Glover v. State

James R. Cooper, Judge,

dissenting. I respectfully dissent. The majority opinion accurately states the facts and fairly outlines the arguments put forth by the appellant and the appellee. However, it is worthy of additional emphasis that the State did not charge the appellant under the provision of Ark. Stat. Ann. § 41-2811 (Repl. 1977) dealing with escape from custody by convicted felons. Clearly, the appellant was guilty of that section of the statute. The State chose to proceed on the theory that the appellant escaped from a correctional facility and the majority has seen fit to affirm the trial court’s decision that a holding cell in the Pulaski County Courthouse is a “correctional facility”. The theory of the majority opinion seems to be that any place police officers use to confine individuals during transport between jails and courts can constitute a “correctional facility” (excluding clear custodial confinement, such as in motor vehicles). The majority opinion then opens the door for witness rooms, judges’ chambers, sheriffs’ offices, or any other room in a courthouse to be considered a “correctional facility’ ’ so long as that particular room is used regularly for the confinement of individuals in custody. I simply do not believe that the legislature intended such a broad result.

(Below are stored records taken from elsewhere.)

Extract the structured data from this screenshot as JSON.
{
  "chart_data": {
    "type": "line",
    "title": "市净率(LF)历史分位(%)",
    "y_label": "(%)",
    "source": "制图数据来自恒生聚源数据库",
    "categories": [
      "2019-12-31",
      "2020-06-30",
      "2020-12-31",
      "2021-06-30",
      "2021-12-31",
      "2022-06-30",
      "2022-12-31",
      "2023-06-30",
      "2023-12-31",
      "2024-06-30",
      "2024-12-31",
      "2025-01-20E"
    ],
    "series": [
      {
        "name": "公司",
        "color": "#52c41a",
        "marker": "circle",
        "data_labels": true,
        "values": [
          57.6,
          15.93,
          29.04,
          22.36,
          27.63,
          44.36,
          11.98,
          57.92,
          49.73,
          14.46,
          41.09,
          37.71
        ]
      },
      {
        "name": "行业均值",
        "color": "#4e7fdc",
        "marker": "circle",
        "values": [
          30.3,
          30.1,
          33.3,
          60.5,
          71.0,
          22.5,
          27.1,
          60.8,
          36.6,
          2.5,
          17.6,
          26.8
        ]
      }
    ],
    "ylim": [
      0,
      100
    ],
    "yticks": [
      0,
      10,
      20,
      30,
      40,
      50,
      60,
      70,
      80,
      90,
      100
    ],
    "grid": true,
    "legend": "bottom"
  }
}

In addition, I think the trial court erred in failing to give the requested instruction. Where there is any evidence to support the giving of an instruction on a lesser included offense, it must be given. Sargent v. State, 272 Ark. 336, 614 S. W.2d 503 (1981). The trial court commits reversible error if he refuses to instruct the jury on a lesser included offense if there is testimony furnishing a reasonable basis on which the accused may be found guilty of the lesser offense. Glover v. State, 273 Ark. 376, 619 S.W.2d 629 (1981); Caton v. State, 252 Ark. 420, 479 S.W.2d 537 (1972).